What the Researchers Built: A Controlled Study of Mid-Training
The PRISM (Retention and Interaction in Mid-Training) study is a large-scale, controlled experiment designed to isolate the effects of mid-training design choices. The researchers trained seven base models from four different families: Granite, LLaMA, Mistral, and Nemotron-H. This set included both dense Transformer architectures and attention-Mamba hybrids, with parameter counts ranging from 3 billion to 24 billion.
The core intervention was a consistent mid-training phase of approximately 27 billion high-quality tokens, applied to each base model. The study then analyzed the effects of this phase on general capabilities and, crucially, on the subsequent effectiveness of reinforcement learning (RL) fine-tuning.
Key Results: Consistent Gains and a RL Prerequisite
The results show clear, quantifiable improvements from the mid-training phase alone, and a dramatic shift in RL effectiveness.
Mid-Training Gains:
After mid-training on the 27B-token corpus, models showed consistent improvements across specialized benchmarks:
- Math: +15 to +40 points
- Code: +5 to +12 points
- Science: +6 to +13 points
These gains were achieved while preserving general language modeling performance, indicating a targeted enhancement of reasoning skills.
The RL Multiplier Effect:
The most striking finding concerns the interaction between mid-training and RL. Applying RL directly to most of the original base models was "substantially less effective," resulting in AIME (a math benchmark) scores near zero. In contrast, applying the same RL pipeline after mid-training produced a 3-4x improvement.
The macro-average score across six reasoning benchmarks jumped from under 12 to between 29 and 42. This demonstrates that mid-training creates a necessary precondition for RL to work effectively on reasoning tasks.
Base Model - - - ~12 (Pre-RL) After Mid-Training +15 to +40 pts +5 to +12 pts +6 to +13 pts N/A After Full PRISM→RL N/A N/A N/A 29 to 42 (3-4x improvement)How It Works: Data Composition and Mechanistic Changes
The study provides a mechanistic explanation for why mid-training is so pivotal.

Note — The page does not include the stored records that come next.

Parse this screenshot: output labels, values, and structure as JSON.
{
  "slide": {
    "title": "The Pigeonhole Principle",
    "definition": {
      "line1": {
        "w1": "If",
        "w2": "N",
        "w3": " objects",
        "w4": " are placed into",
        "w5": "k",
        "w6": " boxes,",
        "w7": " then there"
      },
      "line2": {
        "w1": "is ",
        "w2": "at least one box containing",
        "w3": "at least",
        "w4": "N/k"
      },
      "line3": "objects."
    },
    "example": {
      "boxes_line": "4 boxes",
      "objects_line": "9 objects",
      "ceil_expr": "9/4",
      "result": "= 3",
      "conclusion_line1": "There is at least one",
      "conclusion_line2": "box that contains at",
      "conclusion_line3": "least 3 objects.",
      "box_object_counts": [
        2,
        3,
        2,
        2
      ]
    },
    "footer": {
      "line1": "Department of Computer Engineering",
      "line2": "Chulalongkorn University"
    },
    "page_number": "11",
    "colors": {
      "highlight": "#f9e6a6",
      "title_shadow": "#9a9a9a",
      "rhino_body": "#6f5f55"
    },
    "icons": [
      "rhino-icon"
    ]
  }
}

Data Composition is Decisive at Mid-Training:
The research found that data composition matters most during mid-training, not during RL. For example, including science data in the mid-training mix unlocked gains of +17 to +28 points on the GPQA-Diamond benchmark during subsequent RL. In contrast, varying the data mixture during RL itself produced differences of less than 2 points. This indicates that the model acquires foundational knowledge and structural priors during mid-training that RL later refines.

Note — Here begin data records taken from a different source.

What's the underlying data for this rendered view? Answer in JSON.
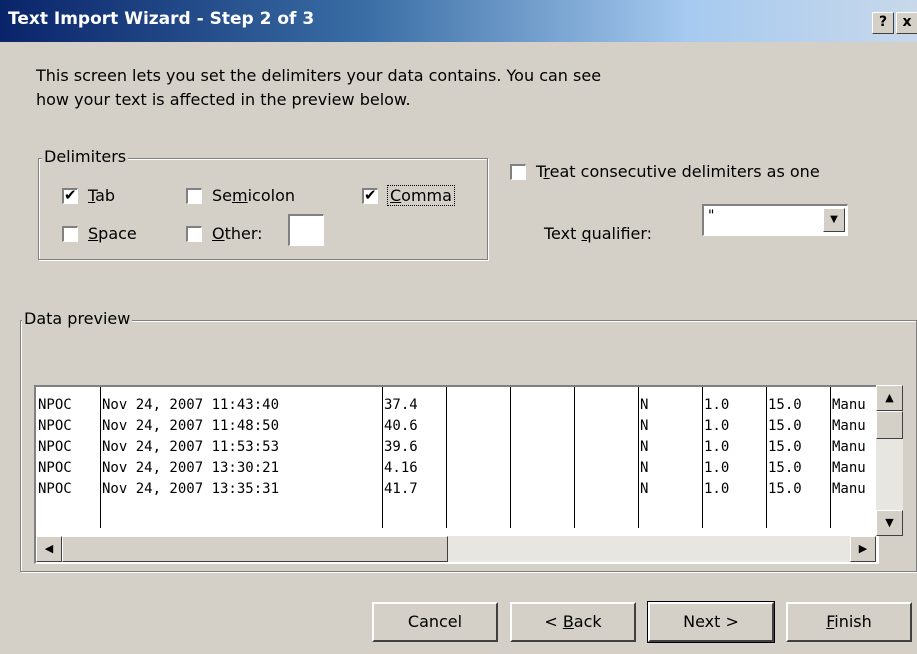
{
  "window": {
    "title": "Text Import Wizard - Step 2 of 3",
    "help_label": "?",
    "close_label": "x"
  },
  "description": {
    "line1": "This screen lets you set the delimiters your data contains.  You can see",
    "line2": "how your text is affected in the preview below."
  },
  "delimiters": {
    "legend": "Delimiters",
    "tab": {
      "label_accel": "T",
      "label_rest": "ab",
      "checked": true
    },
    "semicolon": {
      "label_pre": "Se",
      "label_accel": "m",
      "label_rest": "icolon",
      "checked": false
    },
    "comma": {
      "label_accel": "C",
      "label_rest": "omma",
      "checked": true
    },
    "space": {
      "label_accel": "S",
      "label_rest": "pace",
      "checked": false
    },
    "other": {
      "label_accel": "O",
      "label_rest": "ther:",
      "checked": false,
      "value": ""
    }
  },
  "consecutive": {
    "label_pre": "T",
    "label_accel": "r",
    "label_rest": "eat consecutive delimiters as one",
    "checked": false
  },
  "text_qualifier": {
    "label_pre": "Text ",
    "label_accel": "q",
    "label_rest": "ualifier:",
    "value": "\""
  },
  "preview": {
    "legend": "Data preview",
    "rows": [
      [
        "NPOC",
        "Nov 24, 2007 11:43:40",
        "37.4",
        "",
        "",
        "",
        "N",
        "1.0",
        "15.0",
        "Manu"
      ],
      [
        "NPOC",
        "Nov 24, 2007 11:48:50",
        "40.6",
        "",
        "",
        "",
        "N",
        "1.0",
        "15.0",
        "Manu"
      ],
      [
        "NPOC",
        "Nov 24, 2007 11:53:53",
        "39.6",
        "",
        "",
        "",
        "N",
        "1.0",
        "15.0",
        "Manu"
      ],
      [
        "NPOC",
        "Nov 24, 2007 13:30:21",
        "4.16",
        "",
        "",
        "",
        "N",
        "1.0",
        "15.0",
        "Manu"
      ],
      [
        "NPOC",
        "Nov 24, 2007 13:35:31",
        "41.7",
        "",
        "",
        "",
        "N",
        "1.0",
        "15.0",
        "Manu"
      ]
    ]
  },
  "buttons": {
    "cancel": "Cancel",
    "back_pre": "< ",
    "back_accel": "B",
    "back_rest": "ack",
    "next": "Next >",
    "finish_accel": "F",
    "finish_rest": "inish"
  }
}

Dense Restructuring vs. Sparse Refinement:
Analysis of model weights revealed two distinct mechanistic regimes:
- Mid-Training densely restructures over 90% of the model's parameters. This is a wholesale, foundational update.
- RL makes sparse, front-loaded refinements to only about 5% of parameters.
Representation analysis using Centered Kernel Alignment (CKA) showed that RL preserves the representational geometry established during mid-training with remarkable fidelity (CKA > 0.998). This means RL operates on top of a stable foundation created by mid-training.
The researchers note a crucial observation: RL applies essentially identical weight changes regardless of the starting model. However, these changes only lead to performance gains when applied to a mid-trained model. This is consistent with the hypothesis that mid-training places the model in a specific configuration or "basin" in the loss landscape from which RL can effectively navigate to a high-performance solution.
Why It Matters: Practical Guidance for Model Development
The PRISM study moves beyond anecdotal evidence to provide concrete, scalable guidance for building capable reasoning models.
First, it establishes a reliable recipe: a ~27B-token mid-training phase on high-quality, domain-mixed data (especially including science) is a highly effective lever for boosting math, code, and science performance. This "retention-aware" mid-training is shown to be more impactful for final reasoning performance than tweaking the later RL data mix.
Second, it clarifies the distinct roles of training phases. Pretraining builds general knowledge, mid-training restructures the model for specific reasoning domains, and RL performs a sparse, final alignment on that restructured foundation. Attempting RL without the mid-training restructuring phase is largely ineffective for hard reasoning tasks.
For practitioners, this means allocating compute and careful data curation to the mid-training phase is a critical strategic decision. The study provides empirical justification for a three-stage pipeline (pretrain → mid-train → RL) as the most reliable path to state-of-the-art reasoning models.